All eyes were turned on Curly, the newly wedded cow puncher, who blushed a bright brick red to the roots of his hair. "Wh—where did they come from?" stammered he.

"I presume, Curly," said Dan Anderson, gravely, "like enough they came from somewhere over on the Brazos, your earlier home. Why didn't you tell us you were a married man?"

"I ain't—I never was!" cried Curly, hotly. "I never did have no twins nowhere. Where'd you git 'em, Tom?"

The freighter threw his leg across the seat. "Oh, they're yours all right, I reckon, Curly," said he. "Mother's dead. No relations. They come from Kansas, where all the twins comes from. I found 'em waitin' up there in Vegas, billed through to you. Both dead broke, both plumb happy, and airy one of 'em worth its weight in gold. Its name is Susabella and Aryann, or somethin' like that. Shall I wake it up?

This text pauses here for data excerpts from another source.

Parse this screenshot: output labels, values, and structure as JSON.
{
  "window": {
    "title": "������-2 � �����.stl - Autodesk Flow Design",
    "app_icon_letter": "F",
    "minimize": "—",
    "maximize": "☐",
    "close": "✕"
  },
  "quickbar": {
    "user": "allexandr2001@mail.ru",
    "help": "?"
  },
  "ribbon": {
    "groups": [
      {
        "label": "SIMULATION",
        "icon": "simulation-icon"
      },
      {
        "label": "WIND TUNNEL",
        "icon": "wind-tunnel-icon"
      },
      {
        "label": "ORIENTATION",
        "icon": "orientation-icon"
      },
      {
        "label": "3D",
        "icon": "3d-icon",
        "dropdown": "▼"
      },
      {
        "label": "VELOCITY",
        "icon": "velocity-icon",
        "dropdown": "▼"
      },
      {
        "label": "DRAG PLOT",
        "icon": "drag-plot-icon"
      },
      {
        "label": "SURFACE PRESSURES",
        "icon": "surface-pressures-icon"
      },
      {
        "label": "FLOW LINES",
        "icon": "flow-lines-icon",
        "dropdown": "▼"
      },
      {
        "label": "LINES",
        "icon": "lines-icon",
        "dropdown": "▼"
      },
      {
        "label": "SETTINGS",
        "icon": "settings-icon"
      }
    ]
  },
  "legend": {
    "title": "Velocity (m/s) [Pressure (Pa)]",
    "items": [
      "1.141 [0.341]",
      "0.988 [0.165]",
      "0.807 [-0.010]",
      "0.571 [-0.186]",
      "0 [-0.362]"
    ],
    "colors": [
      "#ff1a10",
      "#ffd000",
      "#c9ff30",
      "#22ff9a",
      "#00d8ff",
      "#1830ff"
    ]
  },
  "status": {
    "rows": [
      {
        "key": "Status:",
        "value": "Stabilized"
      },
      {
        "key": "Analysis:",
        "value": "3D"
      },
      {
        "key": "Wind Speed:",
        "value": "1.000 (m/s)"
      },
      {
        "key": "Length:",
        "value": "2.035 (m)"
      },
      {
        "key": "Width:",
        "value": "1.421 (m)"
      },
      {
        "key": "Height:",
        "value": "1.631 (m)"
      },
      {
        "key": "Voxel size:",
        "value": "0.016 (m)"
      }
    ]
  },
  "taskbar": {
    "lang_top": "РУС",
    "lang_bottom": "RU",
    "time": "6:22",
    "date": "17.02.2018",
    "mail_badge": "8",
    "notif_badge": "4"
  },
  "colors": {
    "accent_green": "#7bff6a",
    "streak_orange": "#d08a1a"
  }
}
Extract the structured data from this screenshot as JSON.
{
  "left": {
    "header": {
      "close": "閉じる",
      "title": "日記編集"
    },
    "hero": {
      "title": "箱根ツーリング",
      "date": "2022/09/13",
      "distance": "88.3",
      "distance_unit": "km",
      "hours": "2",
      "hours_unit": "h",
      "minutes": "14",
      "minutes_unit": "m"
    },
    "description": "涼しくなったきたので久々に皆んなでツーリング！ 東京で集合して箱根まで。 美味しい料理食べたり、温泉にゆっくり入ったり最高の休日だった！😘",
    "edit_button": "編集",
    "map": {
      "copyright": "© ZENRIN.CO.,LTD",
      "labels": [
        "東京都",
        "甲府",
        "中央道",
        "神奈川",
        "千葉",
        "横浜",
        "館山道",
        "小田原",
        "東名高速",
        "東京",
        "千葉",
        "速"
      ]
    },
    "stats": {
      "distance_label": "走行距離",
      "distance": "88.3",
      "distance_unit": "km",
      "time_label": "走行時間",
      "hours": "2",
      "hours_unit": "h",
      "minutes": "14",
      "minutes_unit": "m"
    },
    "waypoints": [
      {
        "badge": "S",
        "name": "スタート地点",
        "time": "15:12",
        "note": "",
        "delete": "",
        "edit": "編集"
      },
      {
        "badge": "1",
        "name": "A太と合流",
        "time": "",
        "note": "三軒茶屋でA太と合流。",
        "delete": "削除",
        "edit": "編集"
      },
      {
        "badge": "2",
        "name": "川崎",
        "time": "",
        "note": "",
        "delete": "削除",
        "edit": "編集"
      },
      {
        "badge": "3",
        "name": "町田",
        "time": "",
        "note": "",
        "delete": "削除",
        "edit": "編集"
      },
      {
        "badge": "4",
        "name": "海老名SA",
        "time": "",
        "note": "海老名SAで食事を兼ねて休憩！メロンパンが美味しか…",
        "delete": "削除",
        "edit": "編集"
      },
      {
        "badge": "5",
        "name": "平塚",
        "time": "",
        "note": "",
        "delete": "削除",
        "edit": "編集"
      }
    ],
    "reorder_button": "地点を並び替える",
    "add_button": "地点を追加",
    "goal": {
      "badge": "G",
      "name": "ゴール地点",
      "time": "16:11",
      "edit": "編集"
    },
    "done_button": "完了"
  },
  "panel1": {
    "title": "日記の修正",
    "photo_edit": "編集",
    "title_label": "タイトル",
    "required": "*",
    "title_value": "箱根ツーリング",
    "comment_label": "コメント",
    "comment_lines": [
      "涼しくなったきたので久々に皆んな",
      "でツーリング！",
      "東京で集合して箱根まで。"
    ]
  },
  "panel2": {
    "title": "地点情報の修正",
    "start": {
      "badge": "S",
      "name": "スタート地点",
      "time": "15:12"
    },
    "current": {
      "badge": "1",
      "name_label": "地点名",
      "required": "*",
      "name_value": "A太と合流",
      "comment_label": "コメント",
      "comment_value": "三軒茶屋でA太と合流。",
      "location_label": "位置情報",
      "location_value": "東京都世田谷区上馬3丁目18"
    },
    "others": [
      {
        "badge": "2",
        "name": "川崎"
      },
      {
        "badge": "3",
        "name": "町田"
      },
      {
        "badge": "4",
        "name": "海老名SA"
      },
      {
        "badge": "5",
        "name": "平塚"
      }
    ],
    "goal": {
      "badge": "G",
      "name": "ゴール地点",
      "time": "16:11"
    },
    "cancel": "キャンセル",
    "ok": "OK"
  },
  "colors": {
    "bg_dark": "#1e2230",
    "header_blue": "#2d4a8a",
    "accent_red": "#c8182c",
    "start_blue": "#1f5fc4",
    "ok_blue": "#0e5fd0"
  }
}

It's both alike."

"Now, why, my woman's folks," began Curly, "up there in Kansas—I reckon maybe that's how it happened! She had a sister done married a Baptis' preacher, onct. Say, now, I bet a horse that's right how this here happened. Say, they was so pore they didn't have enough to eat."

"Letter come with 'em," said Tom, taking out a handful of tobacco from his pocket with the missive. "I reckon, that explains it, I wouldn't take a thousand dollars for 'em if they was mine. Here, you kids, get out of there and come and see the nice gentlemen. Here they are, fellers."

He haled forth from beneath the wagon cover two solemn-eyed and sleepy little girls, perhaps five years of age, and of so close a personal resemblance to each other as impressed all as uncanny. The four men stepped to the wagon side, and in silence gazed at the curly-headed pair, who looked back, equally silent, upon the strange group confronting them. At length the twins buried their faces in Tom Osby's overalls.